The course of Shakespeare’s comedy at the Abbey Theatre, Ireland’s national theatre, never did run smooth. “A Midsummer’s Abbey Nightmare” ran the headline of one review of the company’s first and only production in 1979, while another critic maintained: “There isn’t the element of magic to force the audience to believe that there might possibly be fairies at the bottom of an Athenian wood”. Regardless, it has maintained an allure for the avant garde director Gavin Quinn, who now seems connected to a production so long retired that you’d find it wandering the halls of a retirement home. Fittingly, as the curtain lifts on this radical interpretation, that is exactly where we are.

The comic tone is set during the stunning introduction to Aedín Cosgrove’s high-ceilinged and gold-draped set, as a large cast of staff and patients, advancing in wheelchairs and walkers, form a conga line to the strains of Johnny Cash’s ‘Ghost Riders in the Sky’. Quinn references the 1979 production insofar as he has cast actors from the original, alluding to the Abbey’s history but also demonstrating the possibilities of its future. Where traditionally Egeus (David Pearse, wonderfully bumbling) complains about his daughter Hermia’s rejection of the marriage he has arranged for her, here she is made to be his mother. This creates new connotations of ageism and dependency, insinuating that love and free will are younger categories.

That is not to say that Shakespeare’s young lovers don’t run amok. As Cosgrove artfully lights the nursing home scene to suggest an Athenian forest, we find Hermia (Áine Ní Mhuirí), Lysander (John Kavanagh), Helena (Gina Moxley) and Demetrius (Barry McGovern) kitted out in the 70s era clothes of their youth. They are discovered by fairy king Oberon (Declan Conlon, blue-bearded and omnipresent), who dispatches his servant Puck (Daniel O’Reardon, dressed like a missing member of The Clash) to put them under the effects of a love potion, with ulterior motives to best the fairy queen Titania (Fiona Bell, majestically self-possessed).

There’s no spell of realism cast to convince us of this ‘faery-land’. Rather, the staging’s transparency reveals a deconstructionist sensibility, exemplified in Bruno Schwengl’s flamboyant and strange costumes, constantly denying illusions and indicating their construction. Quinn and Cosgrove’s work with their company Pan Pan has already radically relocated several of Shakespeare’s plays, and fans of that company’s work will say that this deconstruction doesn’t go far enough. A Midsummer Night’s Dream is the theatre-makers’ straightest interpretation to date but it does feel serviceable to the text, as best represented in the cheeky playfulness of Kavanagh’s Lysander and the complexities of the heart, lowly conveyed by Moxley’s Helena.

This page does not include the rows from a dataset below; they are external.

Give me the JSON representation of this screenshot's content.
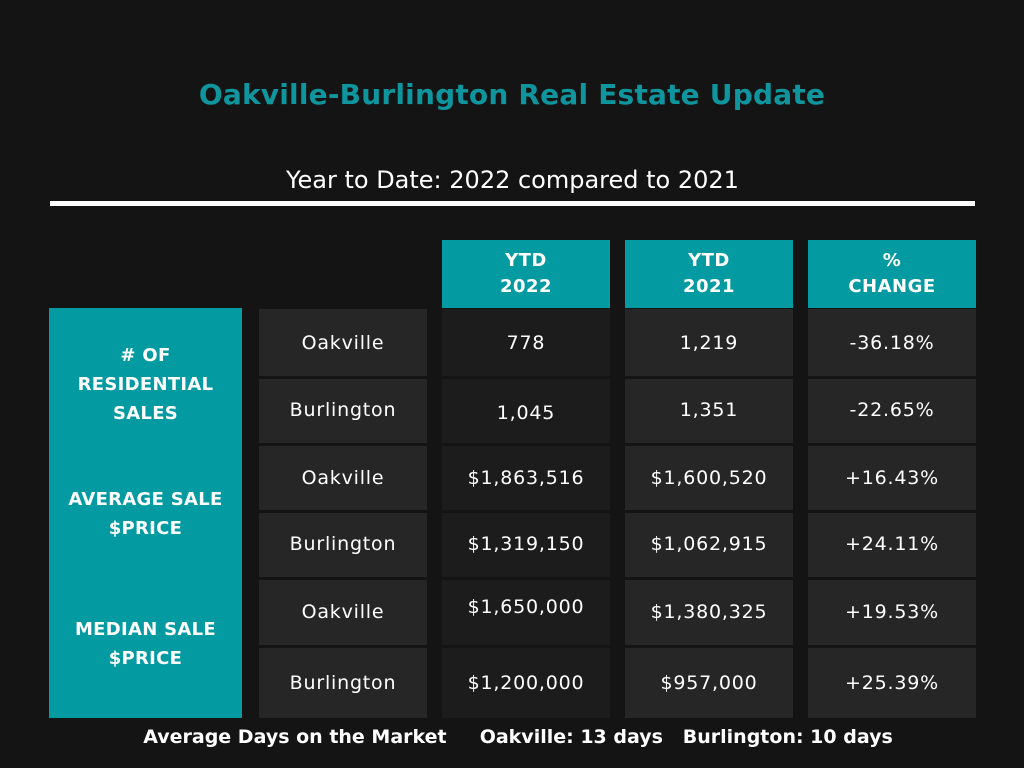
{
  "title": "Oakville-Burlington Real Estate Update",
  "subtitle": "Year to Date: 2022 compared to 2021",
  "colors": {
    "background": "#141414",
    "accent": "#039aa1",
    "title": "#0f959d",
    "cell": "#262626",
    "cell_dark": "#1c1c1c"
  },
  "chart_data": {
    "type": "table",
    "title": "Oakville-Burlington Real Estate Update",
    "subtitle": "Year to Date: 2022 compared to 2021",
    "columns": [
      {
        "line1": "YTD",
        "line2": "2022"
      },
      {
        "line1": "YTD",
        "line2": "2021"
      },
      {
        "line1": "%",
        "line2": "CHANGE"
      }
    ],
    "metrics": [
      {
        "lines": [
          "# OF",
          "RESIDENTIAL",
          "SALES"
        ]
      },
      {
        "lines": [
          "AVERAGE SALE",
          "$PRICE"
        ]
      },
      {
        "lines": [
          "MEDIAN SALE",
          "$PRICE"
        ]
      }
    ],
    "rows": [
      {
        "city": "Oakville",
        "ytd_2022": "778",
        "ytd_2021": "1,219",
        "change": "-36.18%"
      },
      {
        "city": "Burlington",
        "ytd_2022": "1,045",
        "ytd_2021": "1,351",
        "change": "-22.65%"
      },
      {
        "city": "Oakville",
        "ytd_2022": "$1,863,516",
        "ytd_2021": "$1,600,520",
        "change": "+16.43%"
      },
      {
        "city": "Burlington",
        "ytd_2022": "$1,319,150",
        "ytd_2021": "$1,062,915",
        "change": "+24.11%"
      },
      {
        "city": "Oakville",
        "ytd_2022": "$1,650,000",
        "ytd_2021": "$1,380,325",
        "change": "+19.53%"
      },
      {
        "city": "Burlington",
        "ytd_2022": "$1,200,000",
        "ytd_2021": "$957,000",
        "change": "+25.39%"
      }
    ]
  },
  "footer": {
    "label": "Average Days on the Market",
    "oakville": "Oakville: 13 days",
    "burlington": "Burlington: 10 days"
  }
}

As for the veterans of the 1979 production, they’re mostly cast as the amateur theatricals The Rude Mechanicals, and you sense that it is their play-within-the-play that holds the most intrigue for the director, with its open questioning of theatrical illusion and signification. They send the evening out with a bang, thankfully with some humility thanks to Andrew Bennett’s performance as Bottom. It closes a highly inventive staging for the Abbey Theatre, with a newly politicised, dreamy and gauzy imagining of Shakespeare’s drama. A most rare vision.